The expt_cols attribute of this class is a list of column names whose values must all be the same for two files to be considered to belong to the same experiment. This is needed, e.g., to collect timeseries data chunked by date across multiple files. This is used to define an “experiment key”, which is used to test if two files belong to the same or different experiments. Currently this just concatenates string representations of all the entries in expt_cols.

The `pod_expt_cols and `var_expt_cols attributes of the column spec come into play during the Select stage, and are discussed in that section. Finally, the column spec also identifies the names of the columns containing the path to the file on the remote filesystem (remote_data_col) and the column containing the DateRange of data in each file.

Query stage

The purpose of the Query stage is to locate remote data, if any is present, for each active variable for which this information is unknown.

Methods called

The overarching method for the Query stage is the query_data() method of DataSourceBase, which does a query for all active PODs at once. This calls query_dataset() on the child class (DataframeQueryDataSourceBase), which queries a single variable requested by a POD. The catalog query itself is done in _query_catalog(). Individual conditions of the query are assembled by _query_clause(), except for the clause specifying that data cover the analysis period, which is done first for technical reasons involving the use of comparison operators in object-valued columns.

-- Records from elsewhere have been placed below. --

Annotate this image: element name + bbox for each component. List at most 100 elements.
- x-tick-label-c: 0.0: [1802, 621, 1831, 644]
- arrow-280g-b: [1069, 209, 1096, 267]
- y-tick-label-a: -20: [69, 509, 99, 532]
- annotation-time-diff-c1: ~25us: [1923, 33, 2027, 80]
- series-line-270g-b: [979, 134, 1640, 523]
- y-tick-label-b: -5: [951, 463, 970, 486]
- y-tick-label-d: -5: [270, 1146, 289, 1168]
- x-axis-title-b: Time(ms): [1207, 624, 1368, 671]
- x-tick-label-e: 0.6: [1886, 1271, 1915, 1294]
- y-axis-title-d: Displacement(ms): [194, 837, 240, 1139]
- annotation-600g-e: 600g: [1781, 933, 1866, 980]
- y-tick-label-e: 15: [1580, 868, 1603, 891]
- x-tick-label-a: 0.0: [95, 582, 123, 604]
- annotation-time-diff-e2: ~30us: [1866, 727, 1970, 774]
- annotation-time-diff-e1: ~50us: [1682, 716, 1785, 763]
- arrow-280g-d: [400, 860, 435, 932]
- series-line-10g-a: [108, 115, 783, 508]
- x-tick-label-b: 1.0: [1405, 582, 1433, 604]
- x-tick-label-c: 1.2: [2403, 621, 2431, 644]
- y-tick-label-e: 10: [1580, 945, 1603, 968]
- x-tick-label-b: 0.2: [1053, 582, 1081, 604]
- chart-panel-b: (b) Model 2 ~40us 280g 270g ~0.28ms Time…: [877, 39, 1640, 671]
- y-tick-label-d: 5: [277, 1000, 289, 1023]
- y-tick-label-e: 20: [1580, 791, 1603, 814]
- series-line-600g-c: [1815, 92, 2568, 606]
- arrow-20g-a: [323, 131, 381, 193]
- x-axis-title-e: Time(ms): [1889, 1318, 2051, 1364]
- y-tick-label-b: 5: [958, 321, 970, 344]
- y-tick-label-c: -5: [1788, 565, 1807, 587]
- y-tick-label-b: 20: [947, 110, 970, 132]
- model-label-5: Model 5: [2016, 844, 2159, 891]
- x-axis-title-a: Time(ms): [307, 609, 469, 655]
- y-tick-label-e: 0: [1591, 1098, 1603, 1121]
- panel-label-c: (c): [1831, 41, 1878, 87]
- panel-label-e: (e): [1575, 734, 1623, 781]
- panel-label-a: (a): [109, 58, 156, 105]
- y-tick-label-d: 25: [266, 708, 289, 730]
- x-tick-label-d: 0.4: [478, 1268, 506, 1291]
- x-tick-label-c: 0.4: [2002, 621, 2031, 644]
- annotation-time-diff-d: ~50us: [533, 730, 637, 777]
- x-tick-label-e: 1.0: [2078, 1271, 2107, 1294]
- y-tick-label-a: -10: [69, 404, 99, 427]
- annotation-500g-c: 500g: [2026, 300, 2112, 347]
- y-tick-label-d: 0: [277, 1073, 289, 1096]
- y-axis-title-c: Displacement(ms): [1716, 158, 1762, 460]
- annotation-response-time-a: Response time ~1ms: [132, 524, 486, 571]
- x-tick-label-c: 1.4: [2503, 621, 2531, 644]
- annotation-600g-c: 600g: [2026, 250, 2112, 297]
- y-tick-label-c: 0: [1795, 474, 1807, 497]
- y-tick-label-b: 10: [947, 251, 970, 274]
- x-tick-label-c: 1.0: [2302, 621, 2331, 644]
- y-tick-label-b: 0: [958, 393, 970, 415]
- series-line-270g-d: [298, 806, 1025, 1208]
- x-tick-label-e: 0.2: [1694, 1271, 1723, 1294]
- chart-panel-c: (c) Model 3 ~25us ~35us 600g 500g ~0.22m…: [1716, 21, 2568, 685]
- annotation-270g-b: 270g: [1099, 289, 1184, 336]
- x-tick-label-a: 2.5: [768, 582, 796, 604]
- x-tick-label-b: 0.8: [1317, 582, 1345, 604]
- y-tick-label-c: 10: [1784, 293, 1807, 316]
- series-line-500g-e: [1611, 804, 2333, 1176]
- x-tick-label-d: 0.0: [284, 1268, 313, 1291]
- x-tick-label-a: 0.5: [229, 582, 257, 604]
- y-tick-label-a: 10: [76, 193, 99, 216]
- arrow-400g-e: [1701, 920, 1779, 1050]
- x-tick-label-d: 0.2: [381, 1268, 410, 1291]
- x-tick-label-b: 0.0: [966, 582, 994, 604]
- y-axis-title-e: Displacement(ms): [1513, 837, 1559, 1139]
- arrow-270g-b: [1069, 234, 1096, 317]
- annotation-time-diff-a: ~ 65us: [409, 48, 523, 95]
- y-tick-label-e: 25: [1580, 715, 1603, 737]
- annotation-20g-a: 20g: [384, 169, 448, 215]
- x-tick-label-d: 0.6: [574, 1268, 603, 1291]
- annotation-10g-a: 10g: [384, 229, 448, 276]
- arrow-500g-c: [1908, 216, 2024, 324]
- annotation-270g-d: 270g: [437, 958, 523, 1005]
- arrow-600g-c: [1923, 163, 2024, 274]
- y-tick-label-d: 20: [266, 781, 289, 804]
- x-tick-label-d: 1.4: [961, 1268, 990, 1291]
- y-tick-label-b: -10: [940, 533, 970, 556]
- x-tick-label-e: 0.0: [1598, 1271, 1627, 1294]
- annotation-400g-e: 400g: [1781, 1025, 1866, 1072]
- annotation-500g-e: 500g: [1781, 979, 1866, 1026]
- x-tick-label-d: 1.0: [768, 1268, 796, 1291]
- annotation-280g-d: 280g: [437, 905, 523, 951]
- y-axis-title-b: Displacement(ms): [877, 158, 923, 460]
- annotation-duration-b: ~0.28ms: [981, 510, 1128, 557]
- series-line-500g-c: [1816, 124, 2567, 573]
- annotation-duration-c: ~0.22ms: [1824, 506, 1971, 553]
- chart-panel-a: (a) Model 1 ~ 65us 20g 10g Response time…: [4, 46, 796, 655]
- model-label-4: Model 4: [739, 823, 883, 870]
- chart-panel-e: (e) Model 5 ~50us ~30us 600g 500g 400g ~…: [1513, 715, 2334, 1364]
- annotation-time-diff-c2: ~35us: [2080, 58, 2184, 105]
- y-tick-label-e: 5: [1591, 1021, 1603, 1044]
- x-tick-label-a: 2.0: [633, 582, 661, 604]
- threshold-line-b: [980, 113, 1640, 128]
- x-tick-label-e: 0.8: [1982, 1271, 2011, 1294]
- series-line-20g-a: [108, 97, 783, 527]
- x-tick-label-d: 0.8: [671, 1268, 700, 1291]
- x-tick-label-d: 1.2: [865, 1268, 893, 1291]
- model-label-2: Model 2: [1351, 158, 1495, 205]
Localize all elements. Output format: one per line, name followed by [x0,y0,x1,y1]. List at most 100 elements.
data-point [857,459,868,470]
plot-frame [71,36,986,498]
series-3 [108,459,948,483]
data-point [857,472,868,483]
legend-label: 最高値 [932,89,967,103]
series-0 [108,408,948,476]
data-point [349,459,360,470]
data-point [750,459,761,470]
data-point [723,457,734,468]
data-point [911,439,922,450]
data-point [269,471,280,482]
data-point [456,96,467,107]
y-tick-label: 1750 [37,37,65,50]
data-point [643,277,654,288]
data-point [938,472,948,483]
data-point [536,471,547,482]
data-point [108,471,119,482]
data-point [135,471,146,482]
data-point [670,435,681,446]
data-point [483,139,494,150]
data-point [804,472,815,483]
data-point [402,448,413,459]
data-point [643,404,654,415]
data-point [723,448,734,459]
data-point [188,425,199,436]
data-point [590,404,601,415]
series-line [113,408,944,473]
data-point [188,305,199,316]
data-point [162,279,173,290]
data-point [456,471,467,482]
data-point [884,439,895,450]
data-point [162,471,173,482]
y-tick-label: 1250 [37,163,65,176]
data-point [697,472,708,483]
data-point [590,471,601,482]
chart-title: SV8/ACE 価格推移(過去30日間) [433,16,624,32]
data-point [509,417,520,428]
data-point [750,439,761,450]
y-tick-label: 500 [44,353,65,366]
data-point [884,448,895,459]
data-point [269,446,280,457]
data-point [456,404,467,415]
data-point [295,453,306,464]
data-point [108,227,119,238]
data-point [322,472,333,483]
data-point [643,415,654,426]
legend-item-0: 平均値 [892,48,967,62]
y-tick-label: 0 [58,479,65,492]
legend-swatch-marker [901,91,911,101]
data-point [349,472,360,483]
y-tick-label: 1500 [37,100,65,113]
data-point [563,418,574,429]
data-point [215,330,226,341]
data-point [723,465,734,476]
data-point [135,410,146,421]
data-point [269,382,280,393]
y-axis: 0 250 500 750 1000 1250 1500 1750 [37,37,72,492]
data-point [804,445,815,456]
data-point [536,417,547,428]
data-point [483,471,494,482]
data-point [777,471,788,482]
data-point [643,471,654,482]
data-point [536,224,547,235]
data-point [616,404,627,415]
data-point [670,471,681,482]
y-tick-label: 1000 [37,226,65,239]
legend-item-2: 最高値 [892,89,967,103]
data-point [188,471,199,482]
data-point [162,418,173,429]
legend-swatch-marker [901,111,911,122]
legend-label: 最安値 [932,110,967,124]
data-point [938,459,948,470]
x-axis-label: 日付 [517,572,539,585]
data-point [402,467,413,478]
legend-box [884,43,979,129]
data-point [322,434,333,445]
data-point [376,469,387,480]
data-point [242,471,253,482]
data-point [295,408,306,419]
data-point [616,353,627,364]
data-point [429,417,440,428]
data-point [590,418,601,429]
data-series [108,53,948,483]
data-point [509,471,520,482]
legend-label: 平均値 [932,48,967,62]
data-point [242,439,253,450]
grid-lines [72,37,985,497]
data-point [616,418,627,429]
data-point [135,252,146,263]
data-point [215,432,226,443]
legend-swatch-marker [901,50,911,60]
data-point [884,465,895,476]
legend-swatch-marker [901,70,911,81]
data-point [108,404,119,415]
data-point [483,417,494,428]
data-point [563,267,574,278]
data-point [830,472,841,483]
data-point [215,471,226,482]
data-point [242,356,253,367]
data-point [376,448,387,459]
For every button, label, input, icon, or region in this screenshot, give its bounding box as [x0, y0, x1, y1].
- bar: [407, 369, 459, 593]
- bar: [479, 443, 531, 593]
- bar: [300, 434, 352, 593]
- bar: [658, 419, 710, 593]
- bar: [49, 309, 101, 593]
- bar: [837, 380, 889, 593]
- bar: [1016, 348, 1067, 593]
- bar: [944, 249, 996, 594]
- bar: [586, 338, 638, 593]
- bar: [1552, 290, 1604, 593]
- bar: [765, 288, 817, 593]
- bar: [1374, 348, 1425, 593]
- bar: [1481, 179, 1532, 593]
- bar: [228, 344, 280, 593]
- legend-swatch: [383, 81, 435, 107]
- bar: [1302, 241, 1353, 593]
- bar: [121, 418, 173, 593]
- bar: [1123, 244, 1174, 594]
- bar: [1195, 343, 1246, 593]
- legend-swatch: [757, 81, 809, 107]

By default, _query_clause assumes the names of columns in the catalog are the same as the corresponding attributes on the VarlistEntry object defining the query. This can be changed by defining a class attribute named _query_attrs_synonyms: a dict that will be used to map attributes on the variable to the correct column names. (Translating the values in those columns between the naming conventions of the POD’s settings file and the naming convention used by the data source is done by VariableTranslator).

The query is executed by Pandas’ query method, which returns a DataFrame containing a subset of the catalog’s rows. There is no good reason for this, and this should be reimplemented in terms of Intake’s search method, which is closely equivalent.

The query results are then grouped by values of the “experiment key” (defined above). If a group is not eliminated by check_group_daterange() or custom logic in _query_group_hook(), it’s considered a successful query. A “data key” (an object of the class given in the data source’s _DataKeyClass attribute) corresponding to the result is generated and stored in the data attribute of the variable being queried. Specifically, the data attribute is a dict mapping experiment keys to data keys.

“Data keys” inherit from DataKeyBase and are used to associate remote files (or URLs, etc.) with local paths to downloaded data during the Fetch stage. All data sources based on the DataframeQueryDataSourceBase use the DataFrameDataKey, which identifies files based on their row index in the catalog; the path to the remote file (in remote_data_col) is looked up separately.

Termination conditions

The Query stage operates in “batch mode,” executing queries for all active variables (VarlistEntry objects with status = ACTIVE) which have not already been queried (stage attribute < QUERIED enum value). A successful query is one that returns a nonempty result from the catalog, which causes its stage to be updated to QUERIED and the VarlistEntry to be removed from the batch. Unsuccessful queries result in the deactivation of the variable and the activation of its alternates, as described above. These alternates will be included in the batch when it’s recalculated (unless they’ve already been queried as a result of being an alternate for another variable as well.)

The Query stage terminates when the batch of variables to query is empty (or when the batch-query process repeats more than a maximum number of times, to guard against infinite loops.) Recall, though, that because of the structure of the query-fetch-preprocess loop, the Query stage may execute multiple times with batches of different variables.